Es gibt eine Landesverordnung über die Aufwandsentschädigung für kommunale Ehrenämter, in der exakt geregelt und für alle nachlesbar ist wie viel Entschädigung ein Ortsbürgermeister erhält. Man bezeichnet es also als Aufwandsentschädigung.
Dem Ortsbürgermeister ist demnach, so die Verordnung, für die Abgeltung der mit der Wahrnehmung des Ehrenamtes verbundenen notwendigen baren Auslagen und sonstigen persönlichen Aufwendungen eine monatliche Aufwandsentschädigung zu gewähren. Zumindest seit meiner Amtszeit sieht das Finanzamt diese Aufwandsentschädigung allerdings als einkommensteuerpflichtig an. Damit hat man dann, sofern dies als Steuerklasse 6 laufen muss, noch deutlich Abzüge von der Aufwandsentschädigung.

Freie Wählergruppe:
Salopp gesagt, gemäß dem Spruch “Viel Arbeit, wenig Lohn?”

Ortsbürgermeister:
Das kann ich nicht verneinen. Denn seit einigen Jahren werden den ehrenamtlichen Ortsbürgermeistern im Land weitere zusätzliche Aufgaben aufgeladen, was meiner Meinung nach so nicht sein kann.

Freie Wählergruppe:
Kannst Du da Beispiele nennen?

Ortsbürgermeister:
An erster Stelle, mit Abstand, würde ich da mal die Bürokratie nennen.
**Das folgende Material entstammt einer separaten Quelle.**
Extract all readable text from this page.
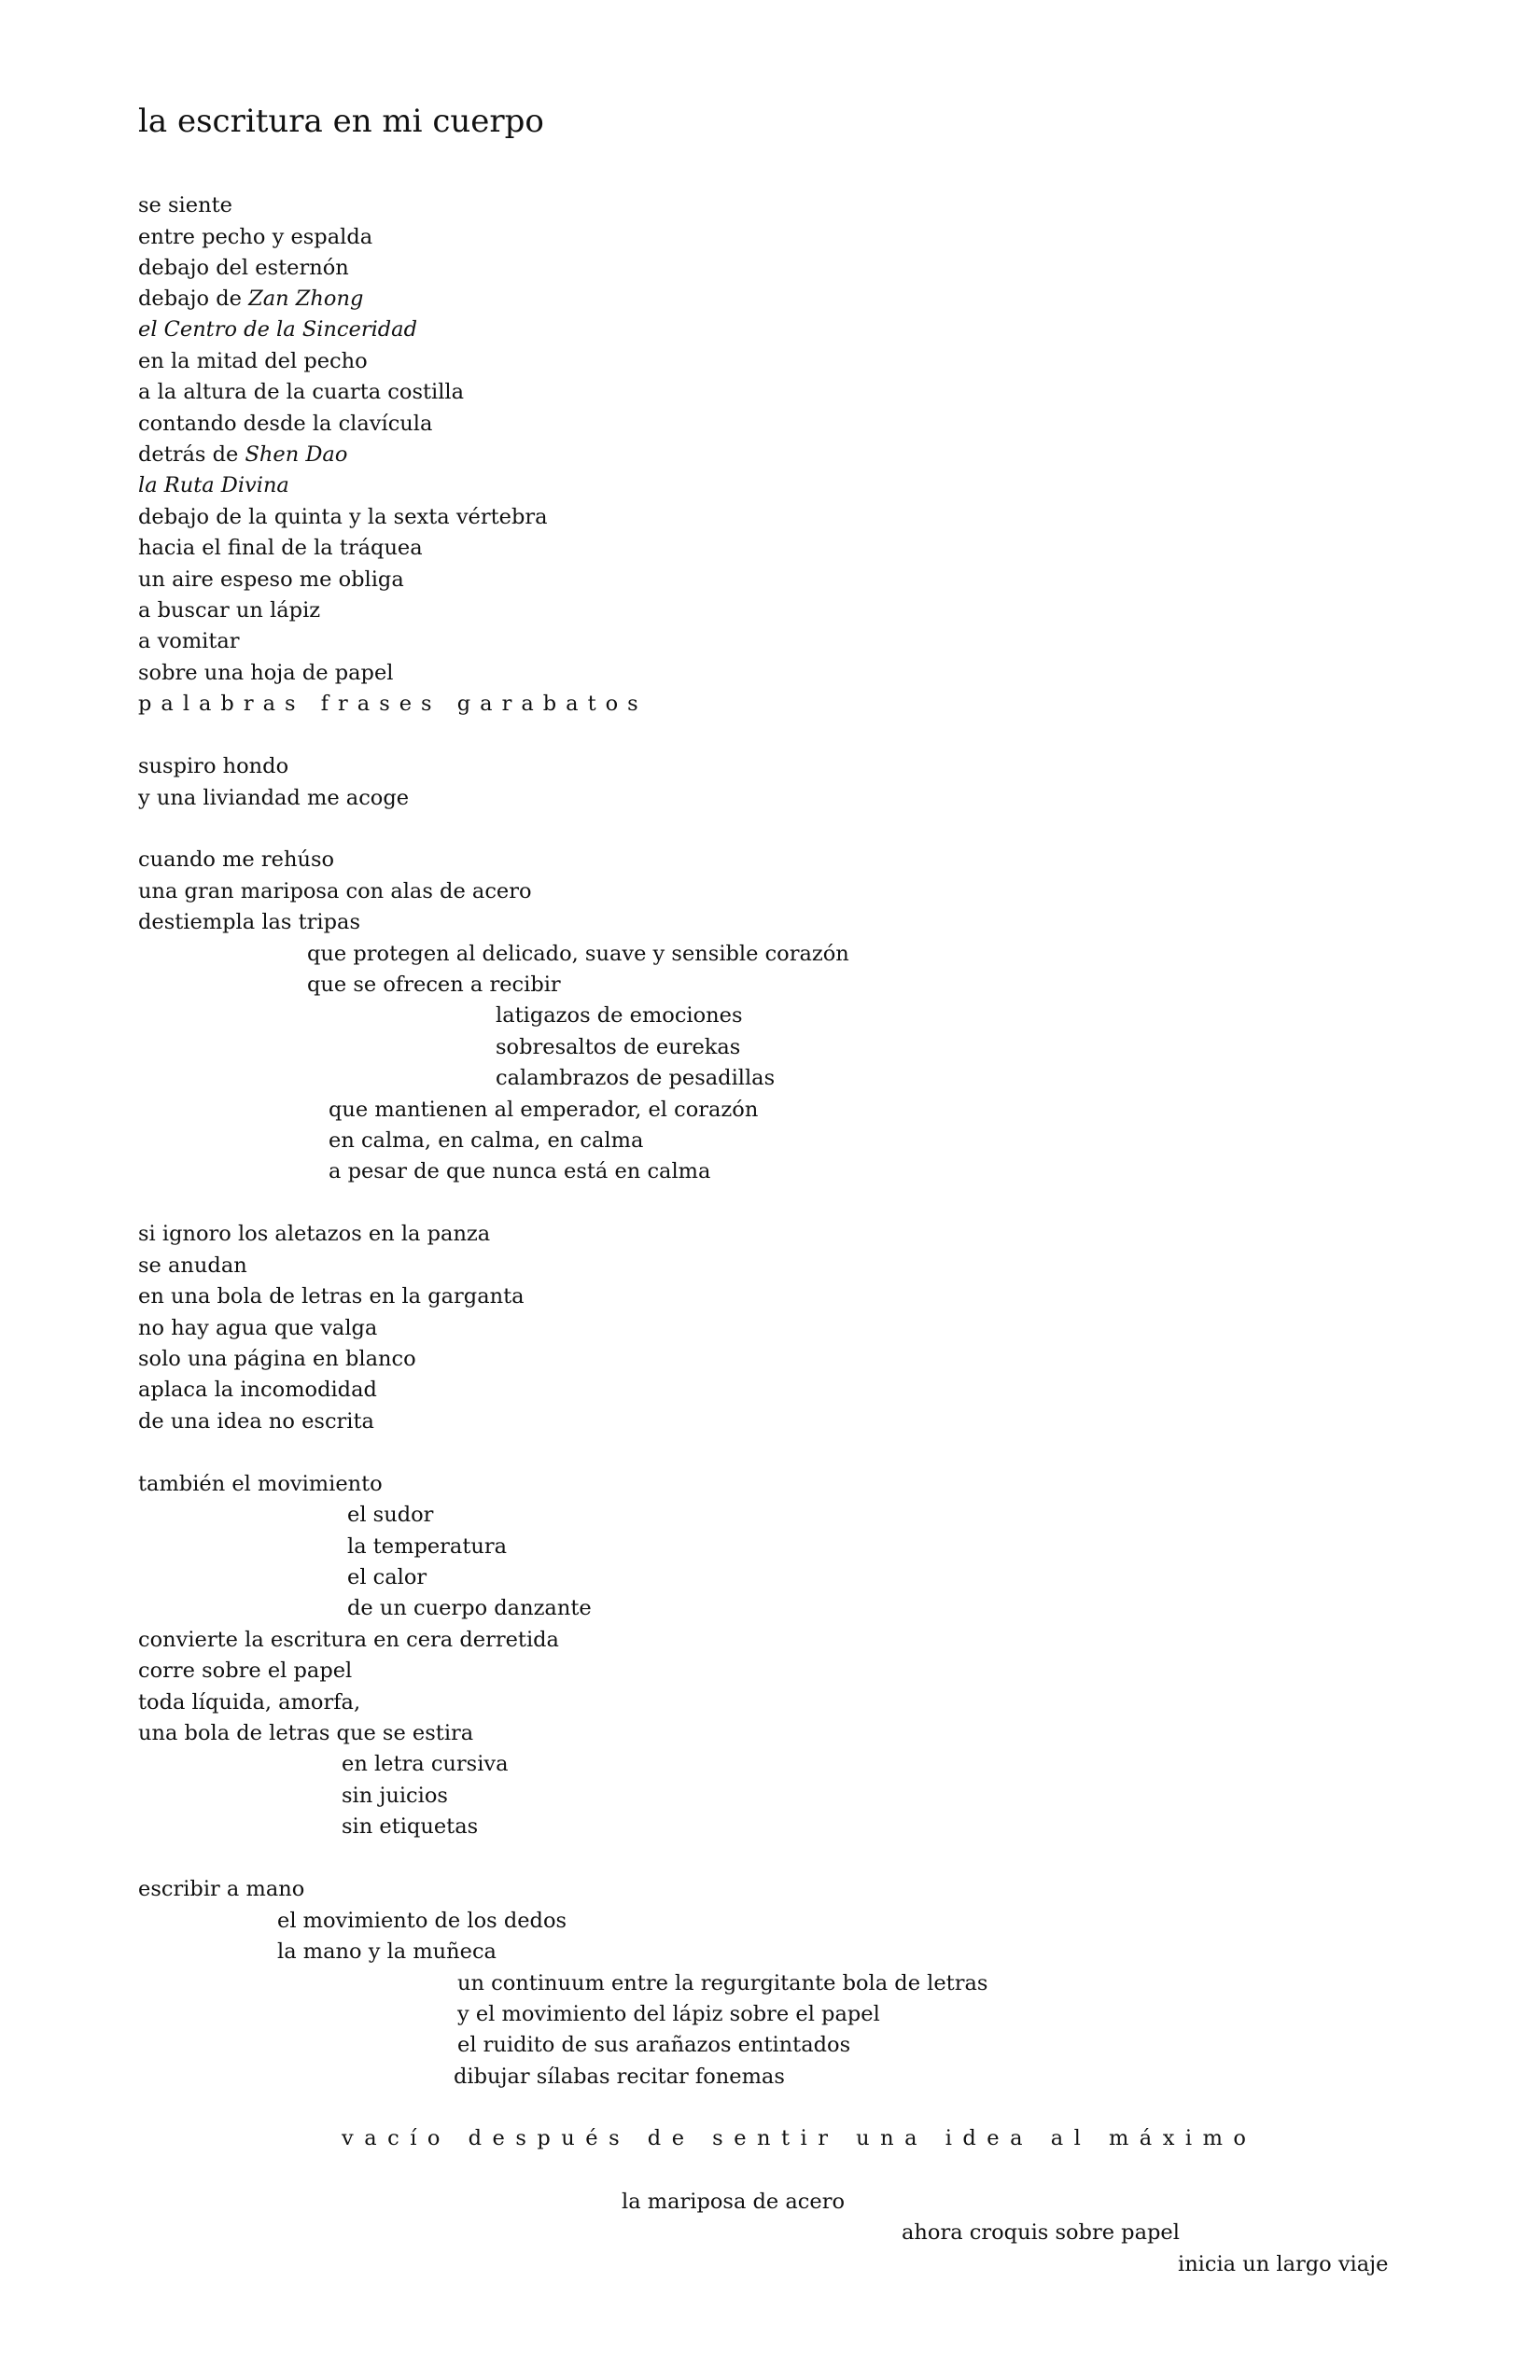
la escritura en mi cuerpo
se siente
entre pecho y espalda
debajo del esternón
debajo de Zan Zhong
el Centro de la Sinceridad
en la mitad del pecho
a la altura de la cuarta costilla
contando desde la clavícula
detrás de Shen Dao
la Ruta Divina
debajo de la quinta y la sexta vértebra
hacia el final de la tráquea
un aire espeso me obliga
a buscar un lápiz
a vomitar
sobre una hoja de papel
palabras frases garabatos
suspiro hondo
y una liviandad me acoge
cuando me rehúso
una gran mariposa con alas de acero
destiempla las tripas
que protegen al delicado, suave y sensible corazón
que se ofrecen a recibir
latigazos de emociones
sobresaltos de eurekas
calambrazos de pesadillas
que mantienen al emperador, el corazón
en calma, en calma, en calma
a pesar de que nunca está en calma
si ignoro los aletazos en la panza
se anudan
en una bola de letras en la garganta
no hay agua que valga
solo una página en blanco
aplaca la incomodidad
de una idea no escrita
también el movimiento
el sudor
la temperatura
el calor
de un cuerpo danzante
convierte la escritura en cera derretida
corre sobre el papel
toda líquida, amorfa,
una bola de letras que se estira
en letra cursiva
sin juicios
sin etiquetas
escribir a mano
el movimiento de los dedos
la mano y la muñeca
un continuum entre la regurgitante bola de letras
y el movimiento del lápiz sobre el papel
el ruidito de sus arañazos entintados
dibujar sílabas recitar fonemas
vacío después de sentir una idea al máximo
la mariposa de acero
ahora croquis sobre papel
inicia un largo viaje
Auf spezielle Beispiele möchte ich da gar nicht eingehen, das ist mehr oder weniger in allen Bereichen. Die Ortsvereine wissen vermutlich genau was ich meine, wenn sie ebenso einmal eine Veranstaltung beantragen oder auch Privatpersonen können von dem teilweisen Papierwahnsinn in Deutschland ein Lied singen.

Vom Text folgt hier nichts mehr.